2.3.6. Network Plots
In the network graphs presented in
Figure 6,
Figure 7,
Figure 8 and
Figure 9, dark gray nodes represent dominant volatility transmitters, while light gray nodes denote passive receivers. Arrows pointing toward a node indicate volatility reception, whereas arrows originating from a node signify volatility transmission. The thickness of the arrows reflects the strength of the relationship, while node size corresponds to the magnitude of contagion.

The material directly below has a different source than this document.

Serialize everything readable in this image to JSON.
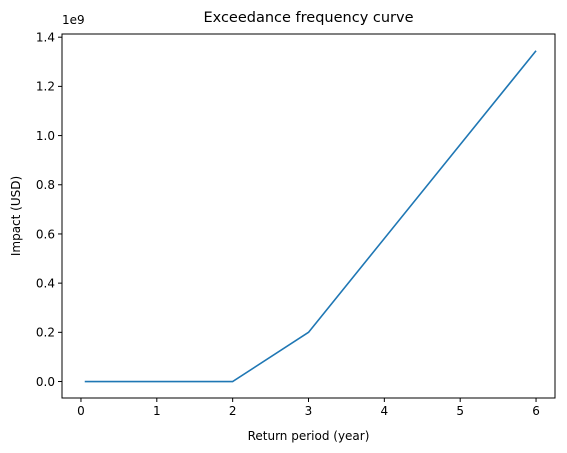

Figure 6 identifies BVSP (Brazil) as the largest node in the time domain, reinforcing its position as the primary driver of volatility transmission. Other significant transmitters include IPC (Mexico), MOEX (Russia), and KOSPI (South Korea), all represented as dark-colored nodes. Amongst these, MOEX exhibits strong contagion toward SSE (China), which functions as the largest receiver in the network. In the short term, IDX (Indonesia) emerges as the most dominant transmitter, while SSE remains the largest receiver. Notably, BVSP appears passive in the short term but reasserts its dominance in the long run. The most pronounced contagion effects are observed from MOEX to SSE across both short- and long-term horizons, while IPC and IDX maintain strong long-term connectivity. Meanwhile, BIST (Turkey) exhibits weak integration within the network and primarily functions as a volatility receiver.
On 11 March 2020, the day the World Health Organization declared the COVID-19 pandemic, Total TCI surged to 70.35%. It peaked at 73.99% (Short 7.04% + Long 66.95%) on 17 March 2020.
Figure 7 presents the network analysis for this date, highlighting BVSP as the dominant exchange in both short- and long-term horizons. Strong volatility transmission is observed from BVSP to BIST in the short term and to BSE and IDX in the long term, confirming that BVSP drives the network. Meanwhile, SSE remains the most passive market, consistently acting as a receiver against all exchanges, while IPC emerges as another key volatility transmitter.
Figure 8 depicts the network structure on the first day of the Russia–Ukraine war, while
Figure 9 illustrates bilateral network connectivity when MOEX reopened on 24 March 2022, following a temporary closure. These dates mark peak dynamic TCI values as systemic risk, which had declined post-pandemic, surged again with the onset of the conflict. MOEX led volatility transmission on both dates, with high spillovers to BSE (India) in the long term and to BVSP (Brazil) in the short term. As in previous observations, SSE remains a dominant receiver. When MOEX resumed trading, it once again acted as a major risk transmitter, with strong contagion to SSE in the short term. On this day, BVSP was a major volatility receiver, remaining passive against all markets.